Is It Possible To Use Dried Grass Clippings As Chicken Bedding???

Discussion in 'Managing Your Flock' started by SandyC, May 17, 2008.

  1. SandyC

    SandyC Songster

    I am trying to think of good ways to cut cost. I have a very large yard and use no sprays or chemicals on my lawn and I was wondering if I could use the dried grass clipping from my yard as bedding for my chickens and if so, if there was a good way to store it to be used in the winter mixed in with wood chips?

  2. Beekissed

    Beekissed Free Ranging

    I can't imagine why not as long as they were good and dry! I line my nest boxes with them sometimes...much softer than hay or straw.
  3. Tuffoldhen

    Tuffoldhen Flock Mistress

    Jan 30, 2007
    I would be worried about mold and it giving them impacted crops.....
  4. Eggseronious

    Eggseronious Songster

    Mar 6, 2008
    East Tennessee
    Just let it dry good, its the best nest liner that you can get. [​IMG] Ive been thinking of using our old tobacco balers and making some mini size hay bales. We have to rake the yard, so why not! It just needs to good and dry.[​IMG]
  5. EweSheep

    EweSheep Flock Mistress

    Jan 12, 2007
    Land of Lincoln
    No problem using them for nesting, I had to "mow" my yard by hand for some grass nesting hay for my broody Silkie girl.....

    As long it is dried good, no chemicals, then its not a problem. Keep grits handy in front of them at all times to make sure some of the "dummies" dont eat the grass to get impacted crops.
  6. patandchickens

    patandchickens Flock Mistress

    Apr 20, 2007
    Ontario, Canada
    The thing is, you would have to deal with it as if you were making good hay -- that means getting it REALLY DRY before storing (and then storing in a place and manner that will keep it from getting humid again, which is a recipe for mold). This is not nearly as easy as you might think, especially for fine stuff like lawn clippings.

    I would say leave them on the lawn (do not bag) for a couple days -- honestly, if I were going to do it, I would get a good accurate kitchen scale, and actually weigh them to determine how moisture content changes so that I *knew* I was waiting til they were dry enough -- then rake up and store in loose piles in a completely enclosed, dirt- or wood-floored building. Preferably up on windowscreen- or burlap-covered pallets. (A concrete- or gravel-floored building would probably be ok as long as you will use the 'lawn hay' up by midwinter -- but after that, you will start running into humidity and mold problems.)

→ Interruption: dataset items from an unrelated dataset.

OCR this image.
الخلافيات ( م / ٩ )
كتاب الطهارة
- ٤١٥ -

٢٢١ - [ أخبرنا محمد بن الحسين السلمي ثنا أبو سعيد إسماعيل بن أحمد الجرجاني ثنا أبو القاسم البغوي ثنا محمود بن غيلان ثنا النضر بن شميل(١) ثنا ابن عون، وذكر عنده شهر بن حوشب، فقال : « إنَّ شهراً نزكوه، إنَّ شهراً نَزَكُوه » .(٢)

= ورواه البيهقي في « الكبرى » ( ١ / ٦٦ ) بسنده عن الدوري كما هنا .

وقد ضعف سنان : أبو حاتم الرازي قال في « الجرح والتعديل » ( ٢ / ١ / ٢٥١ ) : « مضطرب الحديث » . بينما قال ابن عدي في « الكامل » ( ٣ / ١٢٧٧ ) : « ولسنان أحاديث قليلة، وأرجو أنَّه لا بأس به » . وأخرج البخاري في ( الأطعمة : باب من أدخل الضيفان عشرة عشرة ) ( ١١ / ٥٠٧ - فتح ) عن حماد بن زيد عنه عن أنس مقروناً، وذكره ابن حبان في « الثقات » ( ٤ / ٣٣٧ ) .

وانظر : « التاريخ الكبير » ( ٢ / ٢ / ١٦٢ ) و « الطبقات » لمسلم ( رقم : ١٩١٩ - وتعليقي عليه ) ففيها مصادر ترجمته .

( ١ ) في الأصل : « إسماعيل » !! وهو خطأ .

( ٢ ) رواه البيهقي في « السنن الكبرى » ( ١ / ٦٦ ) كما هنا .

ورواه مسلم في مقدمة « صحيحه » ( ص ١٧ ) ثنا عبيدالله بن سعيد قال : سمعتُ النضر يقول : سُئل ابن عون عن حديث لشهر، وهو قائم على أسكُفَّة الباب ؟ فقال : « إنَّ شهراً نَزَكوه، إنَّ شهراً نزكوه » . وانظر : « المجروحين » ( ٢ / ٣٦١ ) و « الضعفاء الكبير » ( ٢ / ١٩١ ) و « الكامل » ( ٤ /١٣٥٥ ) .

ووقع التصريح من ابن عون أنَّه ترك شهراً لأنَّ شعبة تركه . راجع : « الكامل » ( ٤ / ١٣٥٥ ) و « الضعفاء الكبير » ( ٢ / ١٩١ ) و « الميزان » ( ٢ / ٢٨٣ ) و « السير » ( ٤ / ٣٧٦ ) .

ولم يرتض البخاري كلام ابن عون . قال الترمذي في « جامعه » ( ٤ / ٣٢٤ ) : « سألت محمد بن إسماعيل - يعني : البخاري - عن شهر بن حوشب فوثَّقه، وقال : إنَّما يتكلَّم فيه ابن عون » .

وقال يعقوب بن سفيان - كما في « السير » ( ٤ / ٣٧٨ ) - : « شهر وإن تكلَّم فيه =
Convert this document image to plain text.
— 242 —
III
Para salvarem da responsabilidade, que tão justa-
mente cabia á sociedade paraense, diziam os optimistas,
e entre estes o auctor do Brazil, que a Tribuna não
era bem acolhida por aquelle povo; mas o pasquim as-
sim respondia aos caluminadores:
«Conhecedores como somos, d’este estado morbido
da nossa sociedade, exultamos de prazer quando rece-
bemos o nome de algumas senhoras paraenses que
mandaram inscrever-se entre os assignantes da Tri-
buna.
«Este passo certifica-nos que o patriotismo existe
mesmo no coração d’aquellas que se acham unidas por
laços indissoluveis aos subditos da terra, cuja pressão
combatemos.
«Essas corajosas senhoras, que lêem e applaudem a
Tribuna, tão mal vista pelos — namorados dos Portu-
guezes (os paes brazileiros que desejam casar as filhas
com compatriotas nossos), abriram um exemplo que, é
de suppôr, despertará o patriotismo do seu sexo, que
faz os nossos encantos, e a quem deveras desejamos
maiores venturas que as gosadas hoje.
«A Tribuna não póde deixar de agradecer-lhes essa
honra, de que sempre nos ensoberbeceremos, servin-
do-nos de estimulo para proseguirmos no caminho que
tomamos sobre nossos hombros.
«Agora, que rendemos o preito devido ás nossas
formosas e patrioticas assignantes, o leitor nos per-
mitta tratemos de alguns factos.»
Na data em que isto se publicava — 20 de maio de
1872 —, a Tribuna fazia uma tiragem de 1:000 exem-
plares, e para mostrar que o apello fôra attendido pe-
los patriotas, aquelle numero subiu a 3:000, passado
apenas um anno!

    If you don't want to have to rake 'em off the lawn, then you will need a large area to spread the bagged clippings out so that they can dry. Perhaps a paved driveway. But it will take a While for them to dry, and you need to be as careful as described above not to try to store them til they are really ready. With real hay, it needs to have a moisture content of no more than 15-20% max -- I would err on the side of caution with lawn clippings, since their fine texture and tendency to pack down in storage will make them extra prone to mold.

    Honestly it sounds like a terrific amount of work for not much benefit, to me. If you really want to harvest your own hay for bedding, I'd suggest using a string trimmer on a field of tall grass that has grown up all summer, and dry and store *that* -- you will at least get some reasonable volume of material out of it [​IMG]

    Good luck,

  7. Gullygarden

    Gullygarden Chirping

    Jul 2, 2011
    works great if it is dry when you put it in- really dry.
  8. galanie

    galanie Treat Dispenser No More

    Aug 20, 2010
    Again, yes, so long as they are dry. Grass clippings are really "wet" when fresh. If they mold, it's because they weren't dry to begin with OR they got wet after. But any organic bedding will mold if it gets and stays wet, not just grass clippings.